Being a person of faith, I directly equate that little voice with the divine. Regardless of what you believe, however, we all have that voice inside, and sometimes it is just a whisper.  Following it sometimes means not doing something I want in the moment, or, potentially having to do something I find uncomfortable. In any case, let’s face it, we all give it the cold shoulder sometimes. On the aforementioned occasions, that is just what I did. I’ve been here before, of course, and I’ve learned that once I ignore my conscience, it becomes easier to do it every time thereafter, until sometimes, in certain areas, I have completely blocked it out.

I’ve been asking myself how this might affect me in the long run, when it comes to the really tough decisions.

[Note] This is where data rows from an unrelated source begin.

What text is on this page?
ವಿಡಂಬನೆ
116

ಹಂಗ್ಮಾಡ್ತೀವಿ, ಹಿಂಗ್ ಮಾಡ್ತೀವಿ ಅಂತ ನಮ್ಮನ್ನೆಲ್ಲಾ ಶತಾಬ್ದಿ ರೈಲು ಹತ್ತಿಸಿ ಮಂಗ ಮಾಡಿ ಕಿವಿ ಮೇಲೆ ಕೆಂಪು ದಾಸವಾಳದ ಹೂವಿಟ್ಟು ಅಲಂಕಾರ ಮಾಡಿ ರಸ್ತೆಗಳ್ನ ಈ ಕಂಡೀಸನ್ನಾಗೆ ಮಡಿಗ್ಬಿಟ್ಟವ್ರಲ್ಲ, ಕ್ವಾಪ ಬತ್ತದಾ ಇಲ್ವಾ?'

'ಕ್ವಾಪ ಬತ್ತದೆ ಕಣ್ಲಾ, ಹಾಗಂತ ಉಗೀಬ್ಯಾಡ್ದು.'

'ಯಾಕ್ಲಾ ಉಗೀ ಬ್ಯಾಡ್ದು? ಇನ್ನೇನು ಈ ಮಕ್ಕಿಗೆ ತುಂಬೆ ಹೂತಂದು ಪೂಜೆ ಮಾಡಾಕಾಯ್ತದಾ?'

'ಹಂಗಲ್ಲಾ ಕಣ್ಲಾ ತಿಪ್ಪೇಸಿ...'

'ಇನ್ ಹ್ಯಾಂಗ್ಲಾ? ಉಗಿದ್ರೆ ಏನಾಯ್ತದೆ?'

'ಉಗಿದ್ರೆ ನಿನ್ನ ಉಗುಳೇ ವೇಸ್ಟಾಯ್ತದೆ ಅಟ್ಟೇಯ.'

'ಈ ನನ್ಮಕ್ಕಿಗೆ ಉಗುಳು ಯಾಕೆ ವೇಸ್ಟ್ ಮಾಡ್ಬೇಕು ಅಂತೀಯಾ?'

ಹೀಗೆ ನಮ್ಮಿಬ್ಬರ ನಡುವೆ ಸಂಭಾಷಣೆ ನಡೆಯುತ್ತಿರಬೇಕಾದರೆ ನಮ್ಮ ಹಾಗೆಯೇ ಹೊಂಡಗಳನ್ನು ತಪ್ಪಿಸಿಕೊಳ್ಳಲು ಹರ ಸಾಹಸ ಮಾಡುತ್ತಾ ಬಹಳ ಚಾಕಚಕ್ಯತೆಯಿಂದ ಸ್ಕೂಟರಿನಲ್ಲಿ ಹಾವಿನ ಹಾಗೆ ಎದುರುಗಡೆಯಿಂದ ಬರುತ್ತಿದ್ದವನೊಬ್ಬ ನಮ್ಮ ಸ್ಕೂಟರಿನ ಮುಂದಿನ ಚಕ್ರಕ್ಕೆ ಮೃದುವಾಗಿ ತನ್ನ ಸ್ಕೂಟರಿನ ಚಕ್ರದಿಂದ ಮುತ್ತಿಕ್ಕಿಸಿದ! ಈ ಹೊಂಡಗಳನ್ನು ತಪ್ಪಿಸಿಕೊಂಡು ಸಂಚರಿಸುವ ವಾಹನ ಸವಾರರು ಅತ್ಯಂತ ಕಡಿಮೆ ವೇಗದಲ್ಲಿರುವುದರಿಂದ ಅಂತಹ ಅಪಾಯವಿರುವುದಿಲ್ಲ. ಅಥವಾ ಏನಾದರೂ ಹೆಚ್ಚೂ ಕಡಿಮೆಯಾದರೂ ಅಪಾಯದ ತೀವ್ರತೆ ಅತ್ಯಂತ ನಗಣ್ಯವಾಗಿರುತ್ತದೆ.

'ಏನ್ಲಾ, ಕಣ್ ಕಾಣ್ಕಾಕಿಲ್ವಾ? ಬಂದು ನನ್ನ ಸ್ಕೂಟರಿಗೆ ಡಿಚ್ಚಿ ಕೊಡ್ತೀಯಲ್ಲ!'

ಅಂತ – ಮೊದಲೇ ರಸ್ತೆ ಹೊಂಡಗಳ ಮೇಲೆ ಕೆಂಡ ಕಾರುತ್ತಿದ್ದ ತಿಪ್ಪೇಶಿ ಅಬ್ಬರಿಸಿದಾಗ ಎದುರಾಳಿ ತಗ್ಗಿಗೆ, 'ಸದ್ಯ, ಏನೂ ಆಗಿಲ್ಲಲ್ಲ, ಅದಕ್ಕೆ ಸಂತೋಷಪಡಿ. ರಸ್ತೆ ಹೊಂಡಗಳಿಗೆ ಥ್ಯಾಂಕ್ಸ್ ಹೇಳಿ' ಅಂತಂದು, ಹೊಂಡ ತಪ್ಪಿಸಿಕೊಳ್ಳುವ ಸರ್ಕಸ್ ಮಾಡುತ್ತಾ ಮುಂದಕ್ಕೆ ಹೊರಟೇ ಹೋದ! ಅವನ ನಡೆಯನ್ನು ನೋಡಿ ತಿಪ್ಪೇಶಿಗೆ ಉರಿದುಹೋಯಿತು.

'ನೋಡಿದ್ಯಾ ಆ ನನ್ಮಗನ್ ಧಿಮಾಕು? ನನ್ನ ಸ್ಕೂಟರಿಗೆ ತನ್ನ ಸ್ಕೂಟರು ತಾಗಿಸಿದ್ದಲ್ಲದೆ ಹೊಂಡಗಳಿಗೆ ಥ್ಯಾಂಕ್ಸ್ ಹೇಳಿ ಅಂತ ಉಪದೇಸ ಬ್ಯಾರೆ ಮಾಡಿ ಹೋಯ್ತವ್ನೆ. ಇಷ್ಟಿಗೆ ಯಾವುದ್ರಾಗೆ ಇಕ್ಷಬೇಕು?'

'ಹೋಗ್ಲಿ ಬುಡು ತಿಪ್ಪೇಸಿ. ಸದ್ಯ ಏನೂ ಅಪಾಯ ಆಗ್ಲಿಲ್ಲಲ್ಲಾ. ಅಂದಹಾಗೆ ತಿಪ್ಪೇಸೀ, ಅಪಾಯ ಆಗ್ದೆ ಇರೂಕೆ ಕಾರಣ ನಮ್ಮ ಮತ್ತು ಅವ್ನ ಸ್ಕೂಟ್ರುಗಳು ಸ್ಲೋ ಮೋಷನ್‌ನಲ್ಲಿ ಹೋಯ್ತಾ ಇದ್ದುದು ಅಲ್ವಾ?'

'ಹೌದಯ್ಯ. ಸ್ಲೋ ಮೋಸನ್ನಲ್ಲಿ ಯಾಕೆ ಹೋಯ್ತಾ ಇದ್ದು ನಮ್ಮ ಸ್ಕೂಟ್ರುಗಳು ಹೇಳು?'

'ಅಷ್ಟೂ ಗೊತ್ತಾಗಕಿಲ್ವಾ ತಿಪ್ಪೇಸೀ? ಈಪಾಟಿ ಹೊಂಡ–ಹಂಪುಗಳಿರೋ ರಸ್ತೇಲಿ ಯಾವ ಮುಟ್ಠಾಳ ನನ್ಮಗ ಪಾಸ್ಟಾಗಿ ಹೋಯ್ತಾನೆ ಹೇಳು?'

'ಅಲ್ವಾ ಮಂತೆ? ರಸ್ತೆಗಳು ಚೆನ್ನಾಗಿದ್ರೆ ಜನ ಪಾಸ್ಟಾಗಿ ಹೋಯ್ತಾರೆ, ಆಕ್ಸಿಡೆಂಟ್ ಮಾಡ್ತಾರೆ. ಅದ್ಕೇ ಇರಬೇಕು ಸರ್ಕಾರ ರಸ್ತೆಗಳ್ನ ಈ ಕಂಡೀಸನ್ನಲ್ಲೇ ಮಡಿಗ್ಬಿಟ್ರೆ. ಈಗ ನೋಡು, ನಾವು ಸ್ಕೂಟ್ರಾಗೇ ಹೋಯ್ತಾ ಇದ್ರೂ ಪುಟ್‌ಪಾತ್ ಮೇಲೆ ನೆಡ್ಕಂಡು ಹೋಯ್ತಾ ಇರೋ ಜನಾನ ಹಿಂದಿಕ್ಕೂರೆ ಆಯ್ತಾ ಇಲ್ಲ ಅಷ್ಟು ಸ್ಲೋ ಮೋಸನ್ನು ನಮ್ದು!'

Last week there was this interview with retired army General Wesley Clark, in which he showed support for internment camps for radicalized Americans. This certainly isn’t the first time the topic has arisen of late, the way having been paved by the 2012 NDAA. Increasingly, those who fail to follow the mainstream, supporters of limited government, Constitutionalists, among others, are being labeled as radical. So you have to ask yourself, who is going to decide what radicalized means, exactly?

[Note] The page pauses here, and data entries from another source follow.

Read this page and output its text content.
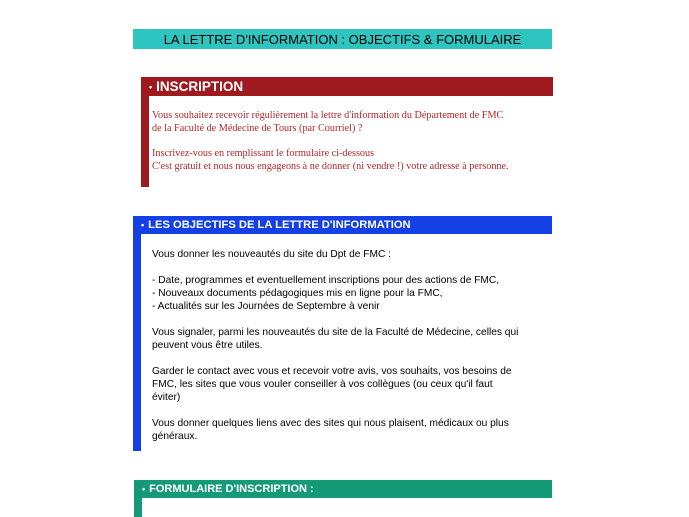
LA LETTRE D'INFORMATION : OBJECTIFS & FORMULAIRE
• INSCRIPTION
Vous souhaitez recevoir régulièrement la lettre d'information du Département de FMC
de la Faculté de Médecine de Tours (par Courriel) ?
Inscrivez-vous en remplissant le formulaire ci-dessous
C'est gratuit et nous nous engageons à ne donner (ni vendre !) votre adresse à personne.
• LES OBJECTIFS DE LA LETTRE D'INFORMATION
Vous donner les nouveautés du site du Dpt de FMC :
- Date, programmes et eventuellement inscriptions pour des actions de FMC,
- Nouveaux documents pédagogiques mis en ligne pour la FMC,
- Actualités sur les Journées de Septembre à venir
Vous signaler, parmi les nouveautés du site de la Faculté de Médecine, celles qui
peuvent vous être utiles.
Garder le contact avec vous et recevoir votre avis, vos souhaits, vos besoins de
FMC, les sites que vous vouler conseiller à vos collègues (ou ceux qu'il faut
éviter)
Vous donner quelques liens avec des sites qui nous plaisent, médicaux ou plus
généraux.
• FORMULAIRE D'INSCRIPTION :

This is only an example of what I’m talking about, but I know a lot of people who fall under these categories. So what happens when the government comes nosing around about people – even ones I don’t like? Do I keep writing when writing gets you in trouble? Or, with the increasing problem of police brutality, what happens if I witness something? Will I stand there? Would I put myself on the line? It’s easy to say yes, not having faced such things. But, have I conditioned myself to only do the things that I don’t find uncomfortable? Or, Have I conditioned myself to do what is right, even the little things, regardless of personal cost.

I try to remind myself that the things I do when no one is looking, matter. Not because I care what most people think, but because I am always conditioning my own self to be something. The question is what? Who do I want to be, and how do I make that a reality, rather than just words on a page? Words may have power, but actions are where the rubber meets the road.